ATLANTA — In what likely will be a significant blow to electric vehicle sales, two states have ended substantial EV incentive programs and a third is contemplating a similar action.
EV owners in Georgia, one of the states ending its incentive plan, were hit with a second blow as the legislature approved an annual fee of $200 on privately owned electric cars and $300 on commercial EVs to replace gasoline taxes. The fees approximately equal what the driver of a 25-mpg gasoline vehicle in Georgia would pay in state gas taxes for 15,000 miles of annual driving under a new state gas tax increase.

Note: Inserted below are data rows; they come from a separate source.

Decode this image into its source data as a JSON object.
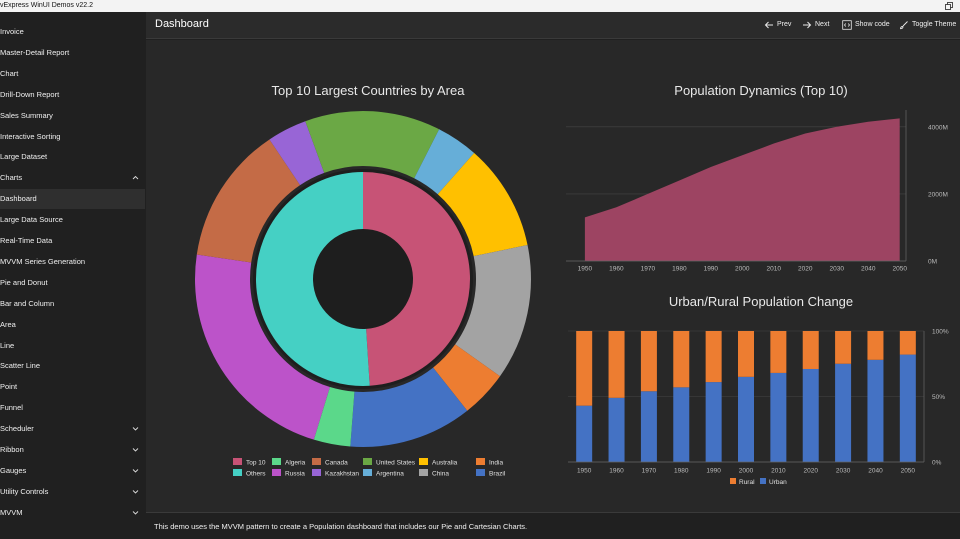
{
  "window": {
    "title": "vExpress WinUI Demos v22.2"
  },
  "sidebar": {
    "items": [
      {
        "label": "Invoice",
        "id": "invoice"
      },
      {
        "label": "Master-Detail Report",
        "id": "master-detail-report"
      },
      {
        "label": "Chart",
        "id": "chart"
      },
      {
        "label": "Drill-Down Report",
        "id": "drill-down-report"
      },
      {
        "label": "Sales Summary",
        "id": "sales-summary"
      },
      {
        "label": "Interactive Sorting",
        "id": "interactive-sorting"
      },
      {
        "label": "Large Dataset",
        "id": "large-dataset"
      },
      {
        "label": "Charts",
        "id": "charts",
        "expanded": true
      },
      {
        "label": "Dashboard",
        "id": "dashboard",
        "selected": true
      },
      {
        "label": "Large Data Source",
        "id": "large-data-source"
      },
      {
        "label": "Real-Time Data",
        "id": "real-time-data"
      },
      {
        "label": "MVVM Series Generation",
        "id": "mvvm-series-generation"
      },
      {
        "label": "Pie and Donut",
        "id": "pie-and-donut"
      },
      {
        "label": "Bar and Column",
        "id": "bar-and-column"
      },
      {
        "label": "Area",
        "id": "area"
      },
      {
        "label": "Line",
        "id": "line"
      },
      {
        "label": "Scatter Line",
        "id": "scatter-line"
      },
      {
        "label": "Point",
        "id": "point"
      },
      {
        "label": "Funnel",
        "id": "funnel"
      },
      {
        "label": "Scheduler",
        "id": "scheduler",
        "expandable": true
      },
      {
        "label": "Ribbon",
        "id": "ribbon",
        "expandable": true
      },
      {
        "label": "Gauges",
        "id": "gauges",
        "expandable": true
      },
      {
        "label": "Utility Controls",
        "id": "utility-controls",
        "expandable": true
      },
      {
        "label": "MVVM",
        "id": "mvvm",
        "expandable": true
      }
    ]
  },
  "header": {
    "title": "Dashboard",
    "prev_label": "Prev",
    "next_label": "Next",
    "show_code_label": "Show code",
    "toggle_theme_label": "Toggle Theme"
  },
  "footer": {
    "text": "This demo uses the MVVM pattern to create a Population dashboard that includes our Pie and Cartesian Charts."
  },
  "chart_data": [
    {
      "type": "pie",
      "variant": "nested-donut",
      "title": "Top 10 Largest Countries by Area",
      "inner": [
        {
          "name": "Top 10",
          "value": 49,
          "color": "#c75376"
        },
        {
          "name": "Others",
          "value": 51,
          "color": "#45d0c4"
        }
      ],
      "outer": [
        {
          "name": "Russia",
          "value": 22.5,
          "color": "#bc53c9"
        },
        {
          "name": "Canada",
          "value": 13.2,
          "color": "#c46b46"
        },
        {
          "name": "Kazakhstan",
          "value": 3.8,
          "color": "#9865d6"
        },
        {
          "name": "United States",
          "value": 13.0,
          "color": "#6ba845"
        },
        {
          "name": "Argentina",
          "value": 4.0,
          "color": "#66aed8"
        },
        {
          "name": "Australia",
          "value": 10.2,
          "color": "#ffc000"
        },
        {
          "name": "China",
          "value": 13.0,
          "color": "#a3a3a3"
        },
        {
          "name": "India",
          "value": 4.5,
          "color": "#ed7d31"
        },
        {
          "name": "Brazil",
          "value": 11.8,
          "color": "#4472c4"
        },
        {
          "name": "Algeria",
          "value": 3.5,
          "color": "#5bd88a"
        }
      ],
      "legend": {
        "position": "bottom",
        "items": [
          {
            "name": "Top 10",
            "color": "#c75376"
          },
          {
            "name": "Algeria",
            "color": "#5bd88a"
          },
          {
            "name": "Canada",
            "color": "#c46b46"
          },
          {
            "name": "United States",
            "color": "#6ba845"
          },
          {
            "name": "Australia",
            "color": "#ffc000"
          },
          {
            "name": "India",
            "color": "#ed7d31"
          },
          {
            "name": "Others",
            "color": "#45d0c4"
          },
          {
            "name": "Russia",
            "color": "#bc53c9"
          },
          {
            "name": "Kazakhstan",
            "color": "#9865d6"
          },
          {
            "name": "Argentina",
            "color": "#66aed8"
          },
          {
            "name": "China",
            "color": "#a3a3a3"
          },
          {
            "name": "Brazil",
            "color": "#4472c4"
          }
        ]
      }
    },
    {
      "type": "area",
      "title": "Population Dynamics (Top 10)",
      "x": [
        1950,
        1960,
        1970,
        1980,
        1990,
        2000,
        2010,
        2020,
        2030,
        2040,
        2050
      ],
      "series": [
        {
          "values": [
            1300,
            1600,
            2000,
            2400,
            2800,
            3150,
            3500,
            3800,
            4000,
            4150,
            4250
          ],
          "color": "#9d4462"
        }
      ],
      "xlim": [
        1944,
        2052
      ],
      "ylim": [
        0,
        4500
      ],
      "yticks": [
        0,
        2000,
        4000
      ],
      "ytick_labels": [
        "0M",
        "2000M",
        "4000M"
      ],
      "y_axis_side": "right",
      "grid": true
    },
    {
      "type": "bar",
      "variant": "stacked-100",
      "title": "Urban/Rural Population Change",
      "categories": [
        "1950",
        "1960",
        "1970",
        "1980",
        "1990",
        "2000",
        "2010",
        "2020",
        "2030",
        "2040",
        "2050"
      ],
      "series": [
        {
          "name": "Urban",
          "values": [
            43,
            49,
            54,
            57,
            61,
            65,
            68,
            71,
            75,
            78,
            82
          ],
          "color": "#4472c4"
        },
        {
          "name": "Rural",
          "values": [
            57,
            51,
            46,
            43,
            39,
            35,
            32,
            29,
            25,
            22,
            18
          ],
          "color": "#ed7d31"
        }
      ],
      "ylim": [
        0,
        100
      ],
      "yticks": [
        0,
        50,
        100
      ],
      "ytick_labels": [
        "0%",
        "50%",
        "100%"
      ],
      "y_axis_side": "right",
      "grid": true,
      "legend": {
        "position": "bottom",
        "items": [
          {
            "name": "Rural",
            "color": "#ed7d31"
          },
          {
            "name": "Urban",
            "color": "#4472c4"
          }
        ]
      }
    }
  ]
}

The impact of those actions on future EV sales isn't likely to be offset by Massachusetts' move last month to extend its $2,500 EV rebate program by adding $2 million to the fund.
Georgia's legislature last week voted to end a $5,000 tax credit for electric car purchases and to begin imposing a $200 annual user fee on EV owners — the highest such fee in the nation. The state has been the top market for Nissan Leaf EV sales for more than a year now, largely because of its generous tax credit program. The new measure takes effect in July.
Opponents of Georgia's EV incentive program have argued that the state is subsidizing new-car purchases for relatively well-to-do people. Supporters say that middle-class wage earners who could not afford the cars without incentives purchase many EVs.
Separately, an Illinois EV rebate program has been suspended as part of a statewide ban on spending instituted by the governor's office to help plug a $1.6 billion budget hole. Illinois is home to a large Mitsubishi assembly plant and has been a top market for that company's i-MiEV electric city car. The Illinois plan had provided a rebate of 10 percent of the electric vehicle's purchase price, up to a maximum of $4,000.
In a potential third blow to EV backers' hopes for improved sales of the vehicles, a Texas rebate program is due to expire in June and so far there's been no move to extend it.
Georgia EV enthusiasts not only will see the state incentive go away and be hit with annual use fees, they got the news at the same time the state legislature passed a bill extending vehicle registration fee relief to Mercedes-Benz employees who transfer to the company's new North American headquarters as it relocates to Georgia from New Jersey.
That measure, expected to cost the state $1.3 million in lost fees each year, would excuse transferring employees who lease their cars from the automaker from paying annual state car taxes.
Edmunds says: Plug-in vehicles may lose local support as states struggle for funds to repair aging highways and fill holes in their budgets. But the federal tax credit of up to $7,500 remains.